On sait aussi le sort d’une centaine des militants de ce parti, qui broient du noir en prison pour avoir marché, certains condamnés à des lourdes peines, allant jusqu’à 7 ans. Par ailleurs, en observant la courbe des résultats des différents partis politiques dans l’histoire face au RDPC , le constant est qu’elle tend drastiquement vers zéro. C’est à se demander pendant combien de temps encore l’opposition aura une place au sein des institutions. Certains partis, à l’exemple de l’UNDP, ont vite compris qu’il faille s’allier au mastodonte pour gouverner au risque de laisser toutes les plumes dans l’opposition. Le parti de Bello Bouba Maïgari n’a pas la mémoire courte. Dans l’adversité, il a éclaté en plusieurs factions, dont les différents lieutenants de la scission sont aujourd’hui au gouvernement. Au niveau des résultats, Il ne compte aujourd’hui que 7 députés alors qu’en 1992 il en comptait 68. Le SDF aussi est entré dans la grande zone de turbulence au moment où Ni John Fru Ndi est sur le point de céder son fauteuil à  la relève.

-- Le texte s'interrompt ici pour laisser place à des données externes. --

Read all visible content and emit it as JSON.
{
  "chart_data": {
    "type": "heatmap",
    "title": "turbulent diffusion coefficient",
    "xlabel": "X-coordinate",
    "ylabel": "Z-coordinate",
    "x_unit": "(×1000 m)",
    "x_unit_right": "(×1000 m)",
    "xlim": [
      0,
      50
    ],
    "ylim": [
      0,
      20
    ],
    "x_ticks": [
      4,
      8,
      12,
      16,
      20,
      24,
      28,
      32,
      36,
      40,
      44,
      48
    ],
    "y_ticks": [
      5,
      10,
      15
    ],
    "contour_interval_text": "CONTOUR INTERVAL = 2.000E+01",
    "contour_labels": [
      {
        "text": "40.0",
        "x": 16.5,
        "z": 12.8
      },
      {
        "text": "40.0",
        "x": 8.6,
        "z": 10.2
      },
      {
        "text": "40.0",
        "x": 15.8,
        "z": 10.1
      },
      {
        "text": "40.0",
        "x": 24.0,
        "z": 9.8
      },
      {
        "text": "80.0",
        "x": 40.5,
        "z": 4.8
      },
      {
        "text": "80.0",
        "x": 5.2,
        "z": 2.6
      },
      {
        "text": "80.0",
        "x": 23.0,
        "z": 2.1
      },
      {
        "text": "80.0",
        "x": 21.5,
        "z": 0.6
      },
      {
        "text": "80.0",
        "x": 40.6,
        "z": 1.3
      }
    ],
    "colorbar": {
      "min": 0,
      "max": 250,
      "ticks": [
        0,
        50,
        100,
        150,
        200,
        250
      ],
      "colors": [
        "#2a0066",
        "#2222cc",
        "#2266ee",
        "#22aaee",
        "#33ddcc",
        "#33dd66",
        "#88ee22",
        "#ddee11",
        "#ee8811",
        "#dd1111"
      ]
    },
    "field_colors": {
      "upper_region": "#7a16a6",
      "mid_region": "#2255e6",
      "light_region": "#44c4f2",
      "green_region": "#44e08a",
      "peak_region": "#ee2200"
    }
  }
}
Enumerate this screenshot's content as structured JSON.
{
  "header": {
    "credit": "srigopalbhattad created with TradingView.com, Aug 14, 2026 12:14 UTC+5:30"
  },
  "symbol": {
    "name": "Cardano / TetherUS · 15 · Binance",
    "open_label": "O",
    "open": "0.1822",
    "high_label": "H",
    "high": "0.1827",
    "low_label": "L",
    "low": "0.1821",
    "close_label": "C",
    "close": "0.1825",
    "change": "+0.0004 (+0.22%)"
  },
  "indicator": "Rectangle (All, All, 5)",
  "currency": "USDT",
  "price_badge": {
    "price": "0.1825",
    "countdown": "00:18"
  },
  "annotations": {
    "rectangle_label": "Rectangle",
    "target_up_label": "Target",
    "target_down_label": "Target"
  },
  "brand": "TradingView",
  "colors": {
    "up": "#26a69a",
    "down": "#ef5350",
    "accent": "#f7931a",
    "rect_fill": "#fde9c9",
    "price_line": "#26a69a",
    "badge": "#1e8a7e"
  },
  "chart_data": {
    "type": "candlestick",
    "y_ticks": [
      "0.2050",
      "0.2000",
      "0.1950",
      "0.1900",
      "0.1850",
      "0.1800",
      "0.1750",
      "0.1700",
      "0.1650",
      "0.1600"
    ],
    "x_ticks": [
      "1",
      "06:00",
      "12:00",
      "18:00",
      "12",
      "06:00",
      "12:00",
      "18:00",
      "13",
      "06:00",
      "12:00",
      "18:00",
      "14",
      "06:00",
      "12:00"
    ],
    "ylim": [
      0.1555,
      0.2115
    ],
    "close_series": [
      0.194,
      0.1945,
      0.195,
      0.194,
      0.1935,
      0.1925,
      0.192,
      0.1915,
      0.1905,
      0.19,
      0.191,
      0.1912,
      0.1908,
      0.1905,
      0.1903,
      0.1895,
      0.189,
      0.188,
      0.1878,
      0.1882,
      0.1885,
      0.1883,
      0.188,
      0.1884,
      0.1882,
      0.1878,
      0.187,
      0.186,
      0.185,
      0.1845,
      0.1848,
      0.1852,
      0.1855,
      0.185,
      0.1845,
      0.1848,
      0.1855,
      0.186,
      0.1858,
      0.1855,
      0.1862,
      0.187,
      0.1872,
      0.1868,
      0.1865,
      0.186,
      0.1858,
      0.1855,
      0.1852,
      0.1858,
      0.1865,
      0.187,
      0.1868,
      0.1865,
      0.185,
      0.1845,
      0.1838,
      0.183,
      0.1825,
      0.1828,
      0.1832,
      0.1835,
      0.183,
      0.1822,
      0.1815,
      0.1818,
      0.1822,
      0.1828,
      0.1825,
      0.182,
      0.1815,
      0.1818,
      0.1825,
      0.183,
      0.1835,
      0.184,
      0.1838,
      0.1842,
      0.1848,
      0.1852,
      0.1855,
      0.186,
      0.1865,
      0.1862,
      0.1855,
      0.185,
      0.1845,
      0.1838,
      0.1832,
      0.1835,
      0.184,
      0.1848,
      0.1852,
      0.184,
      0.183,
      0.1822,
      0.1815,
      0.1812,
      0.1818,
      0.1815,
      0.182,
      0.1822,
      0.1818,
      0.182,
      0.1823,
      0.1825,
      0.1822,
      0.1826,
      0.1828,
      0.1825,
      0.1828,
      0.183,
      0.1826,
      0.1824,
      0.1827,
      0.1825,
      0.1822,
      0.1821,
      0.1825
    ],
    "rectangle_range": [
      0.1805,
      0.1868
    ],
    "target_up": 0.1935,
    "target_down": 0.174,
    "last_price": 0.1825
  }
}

Une faction de ce parti va-t-elle se former et entrer au gouvernement comme il se susurre avec la réunion des cadres à Mbouda ? Ses résultats électoraux, à l’exemple de ceux de l’UNDP, fondent comme peau de chagrin avec le temps. S’il comptait 43 sièges en 1997, 16 en 2013, il ne totalise plus que 5 sièges aujourd’hui en 2020. En ce qui concerne la présidentielle, le parti du Chairman est passé de 35 % en 1992 à 11 % 2011 et 3, 35% en 2018. Le RDPC , comme on le voit, que cela soit dit ou pas, écrase au propre comme au figuré son opposition, avec une telle détermination qu’on se demande s’il s’agit d’une phobie ou d’une allergie.